/cartography-queries

Utilities for programmatic analysis of Cartography data

Primary LanguageJupyter NotebookApache License 2.0Apache-2.0

Cartography Queries

This is the companion repo for the "Continuous Visibility into Ephemeral Cloud Environments" series.

Custom Queries

The file queries/queries.json contains a set of custom queries specifically created for analyzing data collected by Cartography, and is structured as a list of dictionaries, where each dictionary represents an annotated query (enriched with metadata).

[
    {
        "name": "ec2_list",
        "tags": [
            "inventory",
            "cloud",
            "aws",
            "list"
        ],
        "description": "List of EC2 instances by AWSAccount",
        "query": "MATCH (a:AWSAccount)-[:RESOURCE]->(instance:EC2Instance) RETURN ",
        "return": "a.name, a.id, instance.instanceid, instance.state, instance.exposed_internet, instance.launchtime, instance.region ORDER BY a.name, instance.state, instance.exposed_internet",
        "result_headers": [
            "account_name",
            "account_id",
            "instance_id",
            "state",
            "internet_exposed",
            "launchtime",
            "region"
        ]
    },
    ...
]

As shown in the snippet above, each query has the following fields:

  • name: the short name for the query
  • tags: for ease of filtering. Usually it contains:
    • the source to target (e.g., aws, gcp, k8s)
    • any kind of query (e.g., security, inventory, networking)
    • any subtype (misconfig, anomaly, drift, list) that can assist in further filtering the queries
  • description: a human readable description of the query
  • query: the actual Cypher query that is going to be run against Neo4j
    • ⚠️ it is important that both AWSAccounts and GCPProjects are assigned to a variable called a
  • return: the fields to select from the query
  • result_headers: human readable list of the fields that are going to be returned by query

Query Manager

The query manager (queries/query_manager.py) script is a quick command line option for inspecting/filtering Cartography queries (without actually running them). For simplicity, you can also directly use the related Docker image created with this Dockerfile:

Command Action
docker run --rm ghcr.io/marco-lancini/cartography_queries:latest --count Count all available queries
docker run --rm ghcr.io/marco-lancini/cartography_queries:latest --get-all-tags List all available tags
docker run --rm ghcr.io/marco-lancini/cartography_queries:latest --tags=aws,security List queries filtered by tags (aws and security in this example)

Consumers

Elasticsearch

The consumers/elasticsearch folder contains all the code needed to get you started with integrating Elasticsearch with Cartography data.

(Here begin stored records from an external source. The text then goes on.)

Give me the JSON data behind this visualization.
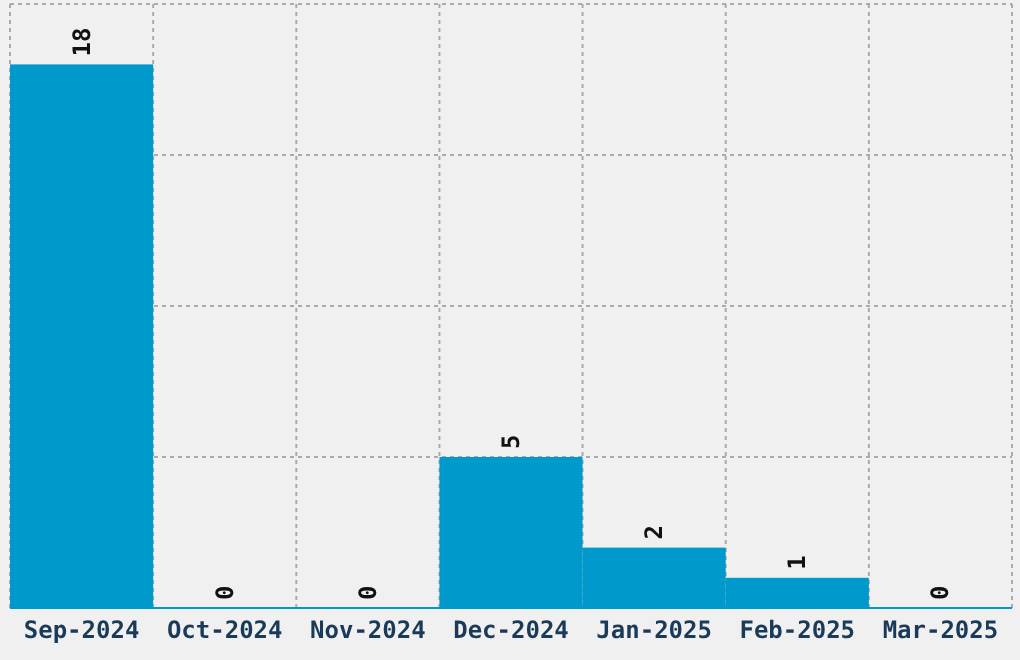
{
  "chart_data": {
    "type": "bar",
    "categories": [
      "Sep-2024",
      "Oct-2024",
      "Nov-2024",
      "Dec-2024",
      "Jan-2025",
      "Feb-2025",
      "Mar-2025"
    ],
    "values": [
      18,
      0,
      0,
      5,
      2,
      1,
      0
    ],
    "color": "#0099cc",
    "ylim": [
      0,
      20
    ],
    "yticks": [
      {
        "value": 0,
        "label": null
      },
      {
        "value": 5,
        "label": null
      },
      {
        "value": 10,
        "label": null
      },
      {
        "value": 15,
        "label": null
      },
      {
        "value": 20,
        "label": null
      }
    ],
    "grid": true,
    "data_labels": true,
    "tick_labels": "x"
  }
}
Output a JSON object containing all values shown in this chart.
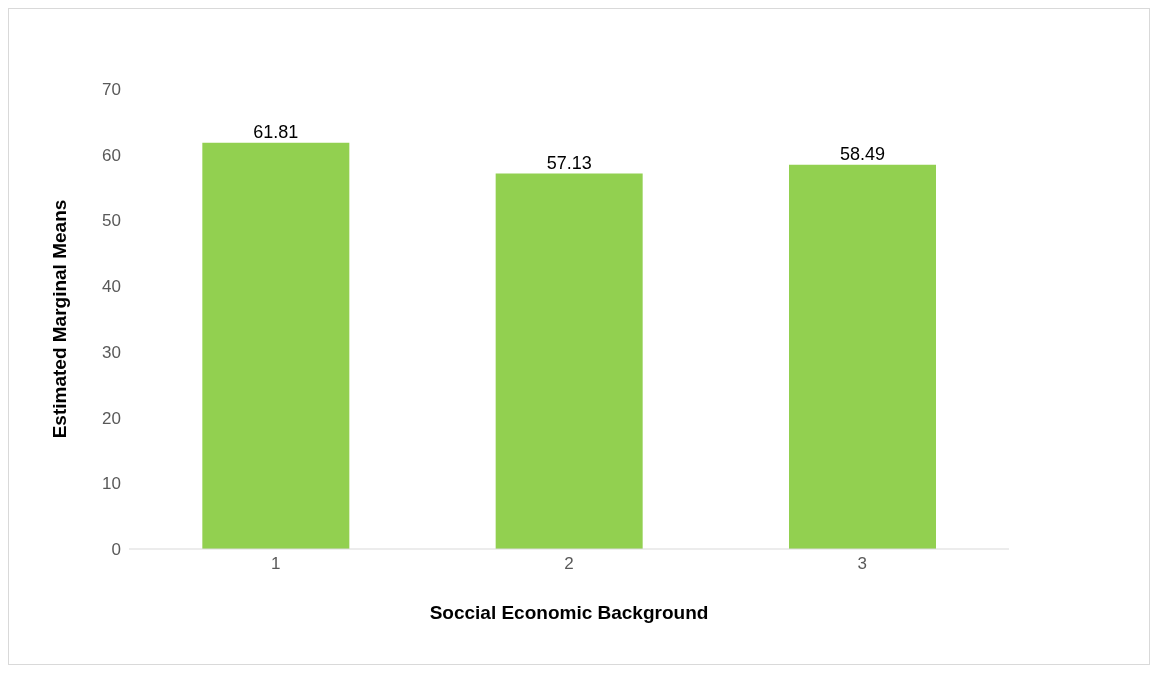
{
  "chart_data": {
    "type": "bar",
    "xlabel": "Soccial Economic Background",
    "ylabel": "Estimated Marginal Means",
    "categories": [
      "1",
      "2",
      "3"
    ],
    "values": [
      61.81,
      57.13,
      58.49
    ],
    "color": "#92d050",
    "ylim": [
      0,
      70
    ],
    "yticks": [
      0,
      10,
      20,
      30,
      40,
      50,
      60,
      70
    ],
    "data_labels": true,
    "grid": false,
    "legend": false
  }
}
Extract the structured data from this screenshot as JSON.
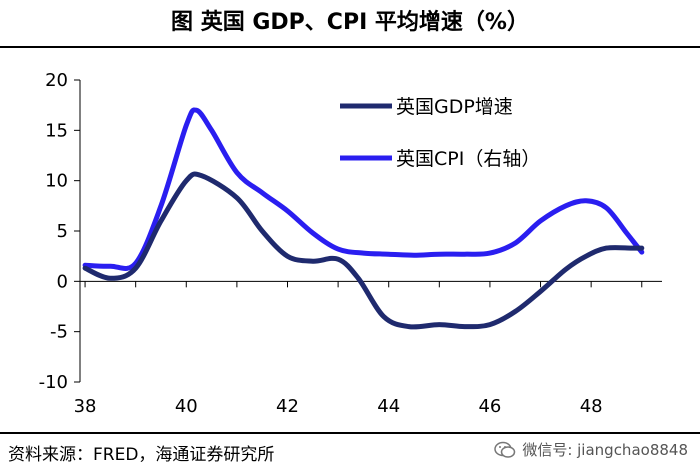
{
  "title": "图 英国 GDP、CPI 平均增速（%）",
  "source": "资料来源：FRED，海通证券研究所",
  "watermark": "微信号: jiangchao8848",
  "watermark_icon": "wechat-icon",
  "chart_data": {
    "type": "line",
    "x_ticks": [
      "38",
      "40",
      "42",
      "44",
      "46",
      "48"
    ],
    "y_ticks": [
      "20",
      "15",
      "10",
      "5",
      "0",
      "-5",
      "-10"
    ],
    "xlim": [
      37.9,
      49.4
    ],
    "ylim": [
      -10,
      20
    ],
    "legend_position": "top-right",
    "grid": false,
    "series": [
      {
        "name": "英国GDP增速",
        "color": "#1f2a6e",
        "x": [
          38.0,
          38.5,
          39.0,
          39.5,
          40.0,
          40.3,
          41.0,
          41.5,
          42.0,
          42.5,
          43.0,
          43.4,
          43.9,
          44.4,
          45.0,
          45.5,
          46.0,
          46.5,
          47.0,
          47.5,
          47.9,
          48.3,
          48.8,
          49.0
        ],
        "y": [
          1.3,
          0.3,
          1.3,
          6.0,
          10.0,
          10.5,
          8.3,
          5.0,
          2.5,
          2.0,
          2.2,
          0.3,
          -3.5,
          -4.5,
          -4.3,
          -4.5,
          -4.3,
          -3.0,
          -1.0,
          1.2,
          2.5,
          3.3,
          3.3,
          3.3
        ]
      },
      {
        "name": "英国CPI（右轴）",
        "color": "#2a1ef0",
        "x": [
          38.0,
          38.5,
          39.0,
          39.5,
          40.0,
          40.2,
          40.5,
          41.0,
          41.5,
          42.0,
          42.5,
          43.0,
          43.5,
          44.0,
          44.5,
          45.0,
          45.5,
          46.0,
          46.5,
          47.0,
          47.5,
          47.9,
          48.3,
          48.7,
          49.0
        ],
        "y": [
          1.6,
          1.5,
          1.8,
          7.5,
          15.5,
          17.0,
          15.0,
          10.8,
          8.8,
          7.0,
          4.8,
          3.2,
          2.8,
          2.7,
          2.6,
          2.7,
          2.7,
          2.8,
          3.8,
          6.0,
          7.5,
          8.0,
          7.3,
          4.8,
          2.9
        ]
      }
    ]
  }
}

For more information, please refer to the README.md file in that folder, and the "Tracking Moving Clouds: How to continuously track cloud assets with Cartography" blog post.

Jupyter Notebooks

The consumers/jupyter_notebooks folder contains all the code needed to get you started with your own Jupyter reports for analysing Cartography data.

See the README.md file in that folder for more information on the available notebooks.

For detailed instructions on how to set them up, please refer to section "Repeatability: Jupyter Notebooks" of the "Mapping Moving Clouds: how to stay on top of your ephemeral environments with Cartography" blog post.